4. Investor Confidence: The unpredictability of tax outcomes creates a deterrent for foreign contractors considering long-term projects in Nepal.
Options for Foreign Contractors
1. Advance Ruling and Judicial Recourse: Contractors may seek clarification before tax liability is finalised. However, in light of the public circular, the tax authority is highly likely either to adhere strictly to the circular or to delay issuing a ruling. In either case, the matter may need to be challenged judicially, a process that could take three–four years for final resolution.
2. Tax Refund: In principle, refunds are available where excess WHT has been withheld. In practice, however, refunds are administratively difficult for non-residents and rarely granted. They may be possible if the issue is resolved through the courts, but even then, the process remains highly burdensome.
3. Treaty Relief: Where a tax treaty exists, double taxation can potentially be resolved through the Mutual Agreement Procedure.
Conclusion
The evolution of Nepal’s practice on composite contracts reflects a shift from narrow enforcement of Section 89 withholding on offshore supply to a broader doctrine that treats the entire contract as taxable income of the Nepal branch. While this approach simplifies administration for the tax authorities, it risks overreach by disregarding the source principle embedded in Nepali tax law.
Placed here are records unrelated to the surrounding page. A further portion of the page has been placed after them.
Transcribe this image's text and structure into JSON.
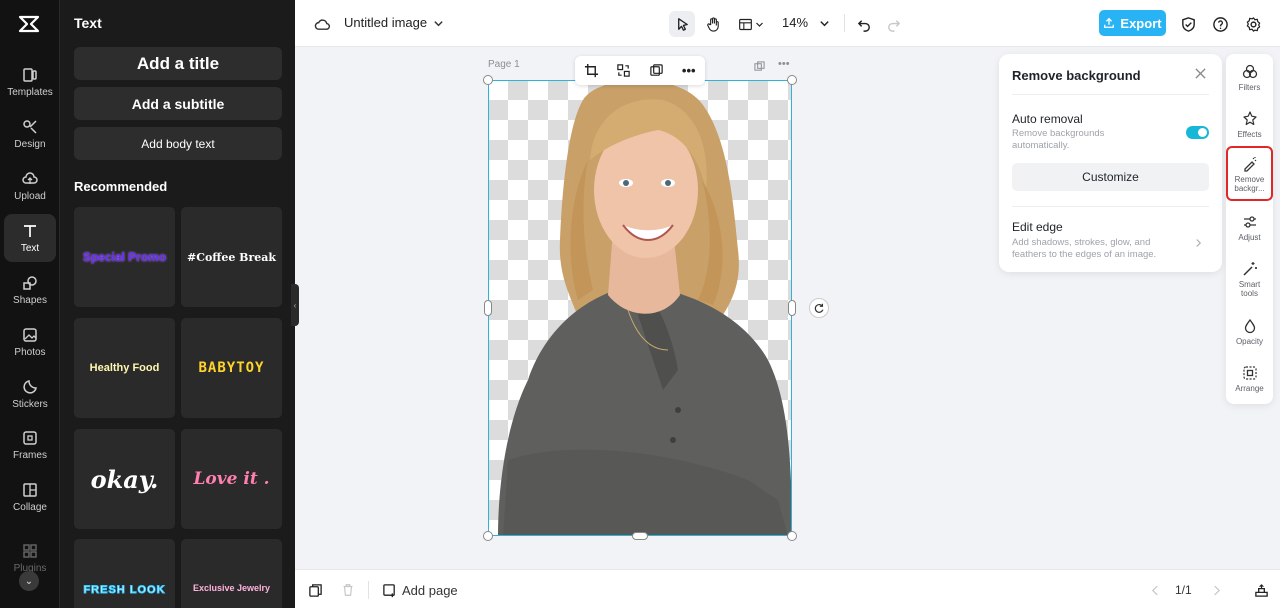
{
  "rail": {
    "items": [
      {
        "label": "Templates",
        "icon": "templates-icon"
      },
      {
        "label": "Design",
        "icon": "design-icon"
      },
      {
        "label": "Upload",
        "icon": "upload-icon"
      },
      {
        "label": "Text",
        "icon": "text-icon"
      },
      {
        "label": "Shapes",
        "icon": "shapes-icon"
      },
      {
        "label": "Photos",
        "icon": "photos-icon"
      },
      {
        "label": "Stickers",
        "icon": "stickers-icon"
      },
      {
        "label": "Frames",
        "icon": "frames-icon"
      },
      {
        "label": "Collage",
        "icon": "collage-icon"
      },
      {
        "label": "Plugins",
        "icon": "plugins-icon"
      }
    ]
  },
  "panel": {
    "title": "Text",
    "add_title": "Add a title",
    "add_subtitle": "Add a subtitle",
    "add_body": "Add body text",
    "recommended": "Recommended",
    "tiles": [
      "Special Promo",
      "#Coffee Break",
      "Healthy Food",
      "BABYTOY",
      "okay.",
      "Love it .",
      "FRESH LOOK",
      "Exclusive Jewelry"
    ]
  },
  "topbar": {
    "doc_title": "Untitled image",
    "zoom": "14%",
    "export_label": "Export"
  },
  "canvas": {
    "page_label": "Page 1"
  },
  "remove_bg": {
    "title": "Remove background",
    "auto_title": "Auto removal",
    "auto_desc": "Remove backgrounds automatically.",
    "auto_enabled": true,
    "customize_label": "Customize",
    "edge_title": "Edit edge",
    "edge_desc": "Add shadows, strokes, glow, and feathers to the edges of an image."
  },
  "tools": [
    {
      "label": "Filters"
    },
    {
      "label": "Effects"
    },
    {
      "label": "Remove backgr..."
    },
    {
      "label": "Adjust"
    },
    {
      "label": "Smart tools"
    },
    {
      "label": "Opacity"
    },
    {
      "label": "Arrange"
    }
  ],
  "bottombar": {
    "add_page": "Add page",
    "page_count": "1/1"
  },
  "colors": {
    "accent": "#28b4f4",
    "selection": "#2fb3d8",
    "toggle_on": "#17b8d7",
    "highlight": "#e02727"
  }
}
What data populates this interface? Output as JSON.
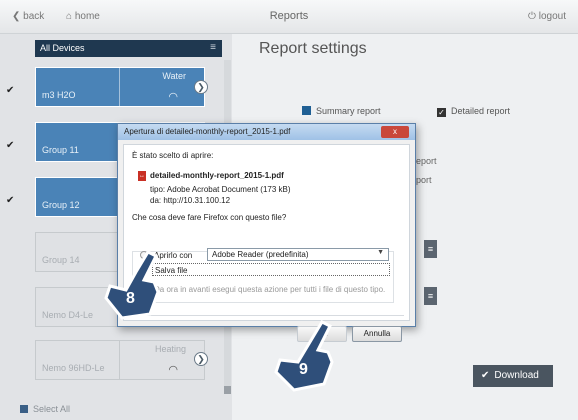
{
  "topbar": {
    "back": "back",
    "home": "home",
    "title": "Reports",
    "logout": "logout"
  },
  "sidebar": {
    "all_devices": "All Devices",
    "menu_glyph": "≡",
    "tiles": [
      {
        "name": "m3 H2O",
        "category": "Water",
        "selected": true,
        "style": "blue"
      },
      {
        "name": "Group 11",
        "category": "",
        "selected": true,
        "style": "blue"
      },
      {
        "name": "Group 12",
        "category": "",
        "selected": true,
        "style": "blue"
      },
      {
        "name": "Group 14",
        "category": "",
        "selected": false,
        "style": "grey"
      },
      {
        "name": "Nemo D4-Le",
        "category": "",
        "selected": false,
        "style": "grey"
      },
      {
        "name": "Nemo 96HD-Le",
        "category": "Heating",
        "selected": false,
        "style": "grey"
      }
    ],
    "select_all": "Select All"
  },
  "main": {
    "title": "Report settings",
    "summary_report": "Summary report",
    "detailed_report": "Detailed report",
    "behind_text_1": "eport",
    "behind_text_2": "port",
    "download": "Download"
  },
  "dialog": {
    "title": "Apertura di detailed-monthly-report_2015-1.pdf",
    "close": "x",
    "intro": "È stato scelto di aprire:",
    "filename": "detailed-monthly-report_2015-1.pdf",
    "type_line": "tipo: Adobe Acrobat Document (173 kB)",
    "from_line": "da: http://10.31.100.12",
    "question": "Che cosa deve fare Firefox con questo file?",
    "open_with_label": "Aprirlo con",
    "open_with_value": "Adobe Reader  (predefinita)",
    "save_file": "Salva file",
    "remember": "Da ora in avanti esegui questa azione per tutti i file di questo tipo.",
    "ok": "OK",
    "cancel": "Annulla"
  },
  "steps": {
    "step_8": "8",
    "step_9": "9"
  },
  "colors": {
    "accent_blue": "#4a83b7",
    "dark_bar": "#1f3850",
    "download_bg": "#4a5560"
  }
}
The legal position remains that only Nepal-sourced income should be taxable in Nepal. Offshore supply, manufactured and delivered abroad, does not meet this criterion. Until clarified by courts or legislation, foreign contractors will continue to face uncertainty, not over whether tax will be imposed, but over whether the current approach of taxing offshore supply will ultimately withstand judicial scrutiny, and how relief (if any) may be obtained.
Only through consistent alignment between the source principle and the enforcement of Section 89 can Nepal strike the balance between securing tax revenues and maintaining a predictable environment for cross-border investment.